A inteligência artificial, como qualquer ferramenta, não é intrinsecamente boa ou má — ela carrega as marcas das relações de poder que a produzem. bell hooks, em “Ensinando a Transgredir”, nos provoca a pensar que a educação e a tecnologia podem ser usadas tanto para libertar quanto para colonizar mentes. O problema não é a máquina em si, mas o fato de que o desenvolvimento tecnológico, sob o capitalismo, é orientado pelo lucro e pela acumulação, não pela dignidade humana. Você clama por “volta da Bíblia e valores tradicionais”, mas esquece que esses mesmos valores foram usados para justificar a escravidão, a subjugação das mulheres e a exploração de trabalhadores por séculos. Não estou dizendo que a fé seja algo ruim — longe disso —, mas que a tradição, quando usada como escudo contra a mudança, pode se tornar um instrumento de opressão.
Em vez de demonizar a tecnologia ou romantizar um passado que nunca existiu para a maioria, precisamos de uma discussão política e interseccional sobre como distribuir os benefícios da automação, reduzir a jornada de trabalho sem perda salarial e garantir que as decisões sobre o futuro do trabalho incluam as vozes de quem sempre foi silenciado. A dignidade não está em negar o avanço, mas em lutar para que ele sirva a todos, e não apenas a uma elite.
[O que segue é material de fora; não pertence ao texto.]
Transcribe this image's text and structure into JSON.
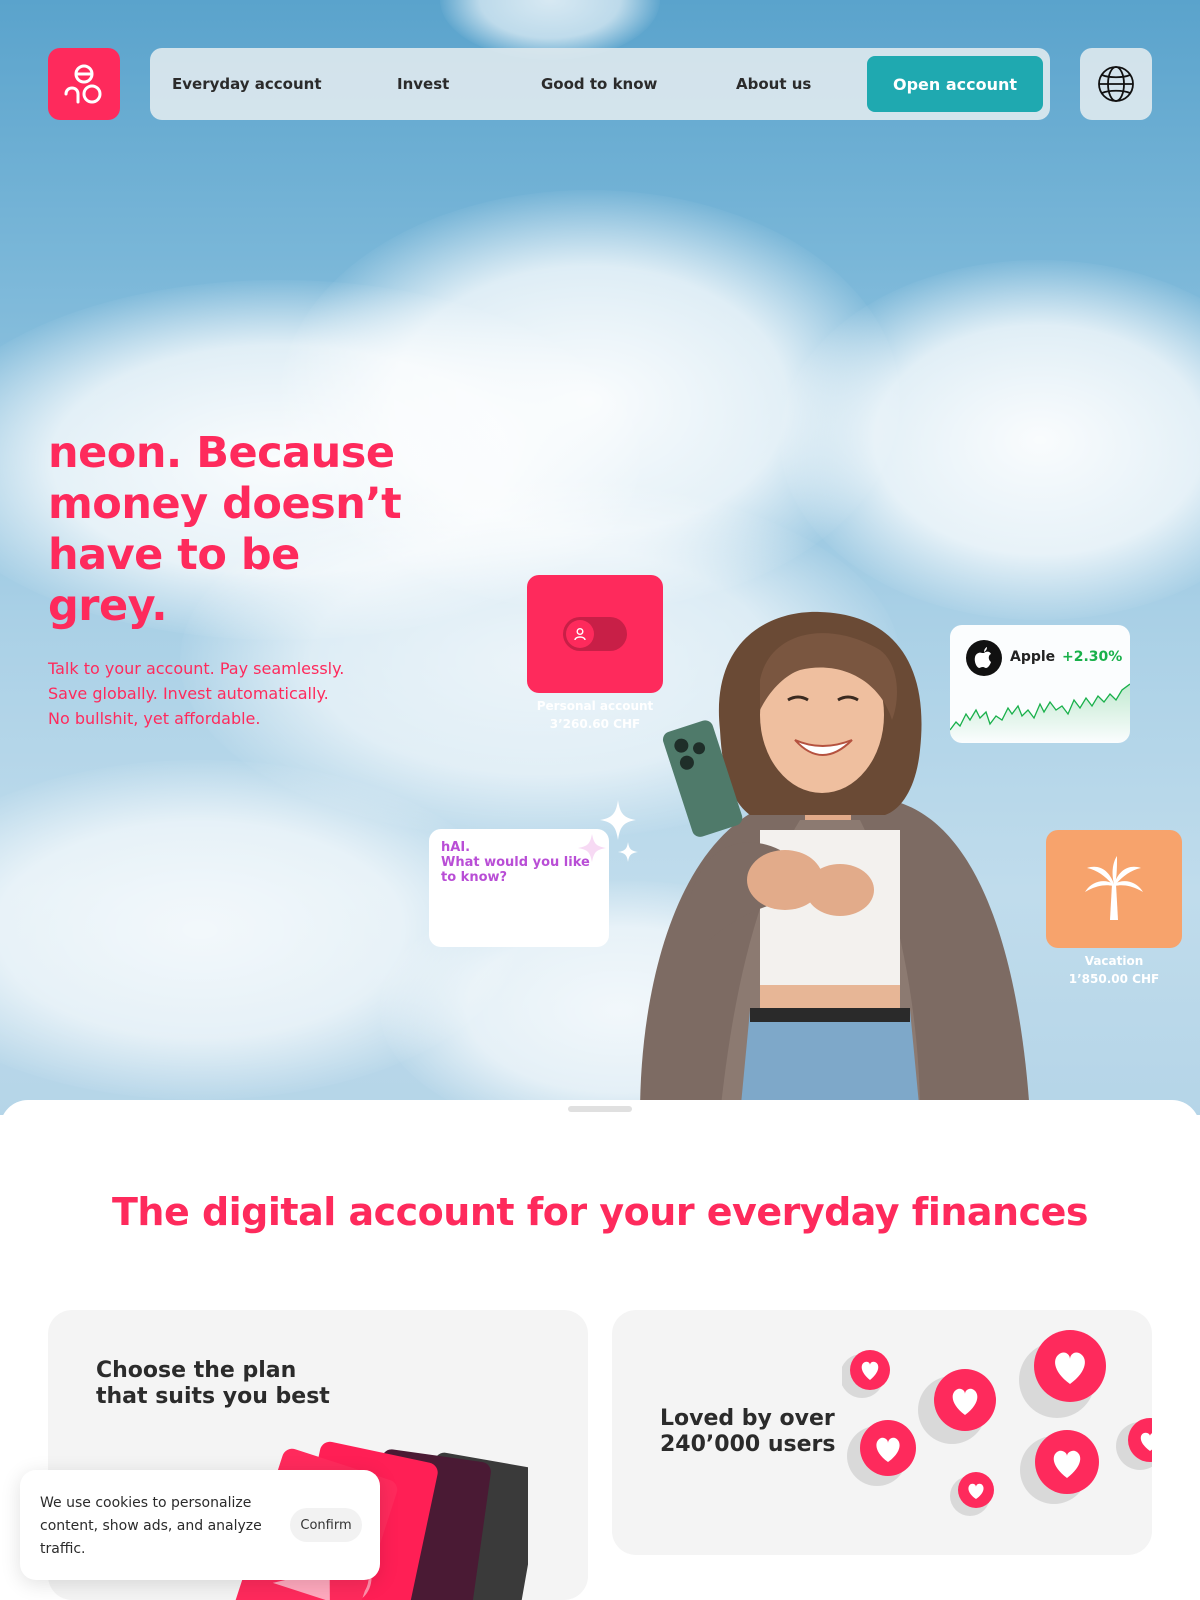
{
  "nav": {
    "items": [
      {
        "label": "Everyday account"
      },
      {
        "label": "Invest"
      },
      {
        "label": "Good to know"
      },
      {
        "label": "About us"
      }
    ],
    "cta_label": "Open account",
    "logo_icon": "neon-logo-icon",
    "globe_icon": "globe-icon"
  },
  "hero": {
    "headline": "neon. Because money doesn’t have to be grey.",
    "subline_1": "Talk to your account. Pay seamlessly.",
    "subline_2": "Save globally. Invest automatically.",
    "subline_3": "No bullshit, yet affordable."
  },
  "cards": {
    "personal": {
      "title": "Personal account",
      "amount": "3’260.60 CHF"
    },
    "apple": {
      "name": "Apple",
      "change": "+2.30%"
    },
    "hai": {
      "line1": "hAI.",
      "line2": "What would you like",
      "line3": "to know?"
    },
    "vacation": {
      "title": "Vacation",
      "amount": "1’850.00 CHF"
    }
  },
  "section": {
    "title": "The digital account for your everyday finances",
    "plan_title_1": "Choose the plan",
    "plan_title_2": "that suits you best",
    "loved_title_1": "Loved by over",
    "loved_title_2": "240’000 users"
  },
  "cookie": {
    "text": "We use cookies to personalize content, show ads, and analyze traffic.",
    "confirm_label": "Confirm"
  },
  "colors": {
    "brand": "#fe2a5c",
    "cta": "#1fa9b0",
    "positive": "#18b04a",
    "hai_purple": "#b94ed6",
    "vacation_orange": "#f7a36c"
  }
}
Isso sim seria um valor digno de ser defendido — e, para mim, isso é muito mais bíblico do que o medo do novo.
Marcus Almeida
06/05/2026
Mais um avanço da ciência humana tentando provar que pode viver sem Deus. Enquanto isso, a verdadeira sabedoria está em Provérbios 2:6: “Porque o Senhor dá a sabedoria, e da sua boca vem o conhecimento e o entendimento”. Essa inteligência artificial pode até resolver equações, mas nunca vai substituir a moral e os valores que sustentam uma nação. O problema do Brasil não é falta de tecnologia, é falta de temor a Deus e respeito à família tradicional.
Renato Professor
06/05/2026
Marcus Almeida, que interessante você citar Provérbios 2:6, porque o mesmo livro também diz em Provérbios 1:7 que o temor do Senhor é o princípio do conhecimento — e princípio não é fim, é ponto de partida para o ser humano usar o raciocínio que Deus lhe deu para desenvolver tecnologias que salvam vidas e resolvem problemas reais, como a fome e a desigualdade que sua “família tradicional” insiste em ignorar.